Technicalarchitecture
The RLN
The RLN is a global network that will store a sequenced set of state changes in order to create an unambiguous distributed ledger of token balances. The state changes and balances will be made immutable through a hash chained log of all transaction hashes. Every user of the RLN will only have access to the transactions and the part of the global state that they are privy to. The global state will be split into different views and stored with the stakeholders of that data. The resulting virtual global state is stored in a highly distributed and flexible manner and will contain additional objects to assist in the operation of the network, including the network map and other necessary information such as instrument identifiers.
The RLN will implement the following process for transactions submitted for settlement:
- Propose: A proposal is a desired change to global state comprising changes to one or more partitions. The RLN will then determine all the required state changes to complete the proposal.
- Authorize: A proposal cannot change state until it is authorized by every partition that it impacts. Once all required authorizations have been collected, the finalization of the transaction is communicated to all relevant parties. This step defines the finality of the transaction and triggers the effective settlement.
- Persist: Authorized proposals are made persistant by the individual participants’ ledgers – be it a classical backend implementation, a different DLT, or a ledger on the RLN network itself.
Technical Architecture Diagram
The RLN passes messages and state updates between participants.

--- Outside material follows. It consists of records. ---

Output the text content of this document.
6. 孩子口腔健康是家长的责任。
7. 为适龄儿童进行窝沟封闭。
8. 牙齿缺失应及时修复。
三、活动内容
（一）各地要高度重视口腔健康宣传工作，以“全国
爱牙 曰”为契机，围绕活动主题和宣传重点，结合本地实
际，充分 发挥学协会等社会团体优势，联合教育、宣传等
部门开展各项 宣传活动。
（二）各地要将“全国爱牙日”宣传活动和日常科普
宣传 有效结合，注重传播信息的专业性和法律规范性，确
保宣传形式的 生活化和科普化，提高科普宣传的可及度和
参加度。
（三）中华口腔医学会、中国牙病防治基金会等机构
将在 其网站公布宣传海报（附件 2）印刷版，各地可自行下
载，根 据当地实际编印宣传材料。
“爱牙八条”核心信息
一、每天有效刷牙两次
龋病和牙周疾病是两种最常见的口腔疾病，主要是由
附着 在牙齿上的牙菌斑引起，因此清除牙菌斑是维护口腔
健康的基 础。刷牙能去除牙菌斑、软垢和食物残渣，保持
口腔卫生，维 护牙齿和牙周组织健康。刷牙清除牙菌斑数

The above illustration of the RLN shows the various ways users can interact with the RLN and the components involved in a transaction. Users interacting with the RLN can utilise proprietary or traditional ISO Messaging
- ISO Messaging participant accesses the the RLN using ISO20022 messages (pacs.008) and receives requests for approval and confirmations from the RLN allowing them to screen transactions and to maintain their ledger/store data. Messages are sent and received via a secure Kafka message queue.
ISO Messaging allows participants to interact via a pacs.008 message. This is an ISO Standard 20022 message (Financial Institution to Financial Institution Customer Credit Transfer) designed to capture the data required for our most common type of transaction (please note other message types can be incorporated). The below provides a view of additional components as part of the RLN.
Components
Scheduler
The scheduler constructs the settlement chain for this transaction to take place, it does this by using a network map to define all the intermediaries who are parties to the transaction.
Assembler
The assembler is responsible for collecting and verifying the signatures of all partitions required for the proposal to be accepted.
Synchroniser
The Synchroniser keeps the different components in sync. and can be effectively seen as a synchronisation ledger, maintaining synchronicity between different ledgers.

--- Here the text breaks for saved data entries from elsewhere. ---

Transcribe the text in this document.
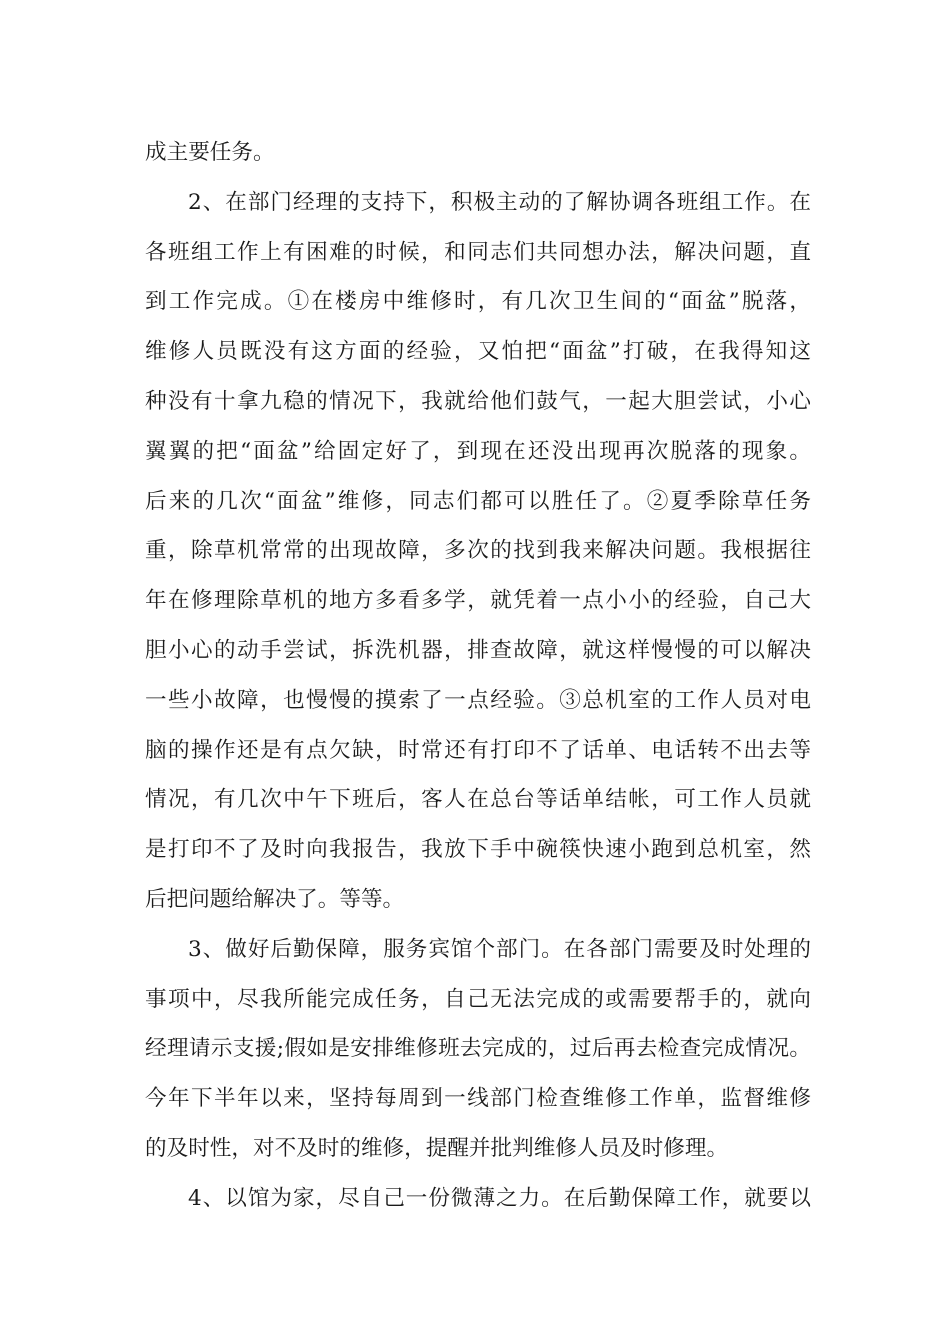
成主要任务。

2、在部门经理的支持下，积极主动的了解协调各班组工作。在

各班组工作上有困难的时候，和同志们共同想办法，解决问题，直

到工作完成。①在楼房中维修时，有几次卫生间的“面盆”脱落，

维修人员既没有这方面的经验，又怕把“面盆”打破，在我得知这

种没有十拿九稳的情况下，我就给他们鼓气，一起大胆尝试，小心

翼翼的把“面盆”给固定好了，到现在还没出现再次脱落的现象。

后来的几次“面盆”维修，同志们都可以胜任了。②夏季除草任务

重，除草机常常的出现故障，多次的找到我来解决问题。我根据往

年在修理除草机的地方多看多学，就凭着一点小小的经验，自己大

胆小心的动手尝试，拆洗机器，排查故障，就这样慢慢的可以解决

一些小故障，也慢慢的摸索了一点经验。③总机室的工作人员对电

脑的操作还是有点欠缺，时常还有打印不了话单、电话转不出去等

情况，有几次中午下班后，客人在总台等话单结帐，可工作人员就

是打印不了及时向我报告，我放下手中碗筷快速小跑到总机室，然

后把问题给解决了。等等。

3、做好后勤保障，服务宾馆个部门。在各部门需要及时处理的

事项中，尽我所能完成任务，自己无法完成的或需要帮手的，就向

经理请示支援;假如是安排维修班去完成的，过后再去检查完成情况。

今年下半年以来，坚持每周到一线部门检查维修工作单，监督维修

的及时性，对不及时的维修，提醒并批判维修人员及时修理。

4、以馆为家，尽自己一份微薄之力。在后勤保障工作，就要以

The Synchroniser also ensures the data is only shared with entities that are allowed and supposed to the see the data. This is different to a public blockchain where everyone who has a node can see what is happening on the blockchain.
The Network Map
The network map is not a component, rather it is data that documents settlement connections between partitions for each instrument. Each partition that issues a liability denominated in a particular asset will register a single settlement destination (partition) for that asset. Partition owners will be able to change their settlement partition for any of its instruments at any time but can only have one settlement partition for each instrument at a time.
Process Flow
Below diagrams provide a more granular view of the steps required from initiation to finalisation. This is divided into 4 stages: Transfer Initialization, Request for Approval, Approvals and Finalisation.
- 1) User initiates transfer, submits to the local participant node.
- 2) The local participant node submits the transfer to the Network.
- 3) The Network transmits the transfer request to the Scheduler.
- 4) The Scheduler recieves and validates the transfer request.
- 1) The Scheduler determines the settlement chain and sends the scheduled request to the Network.
- 2) The Assembler receives the settlement manifest and awaits Approvals.
- 3) The Participant recieves a transfer proposal to which it will respond.
- 4) The UI is updated to reflect the pending Approval.
- 1) The UI Instructs Approval.
- 2) The Participant submits the Approval to the network.
- 3) The Assembler aggregates Approvals until consensus is established - The protocol required unanimous acceptance form all parties involved in a transfer for Approval. Any rejection is final.
- 1) Once Consensus is reached, either Acceptance or Rejection, the Assembler submits a finalisation message to the network.
- 2) The Participant receives the Finalisation message and updates the local ledger as appropriate.
- 3) The Participant updates the local UI.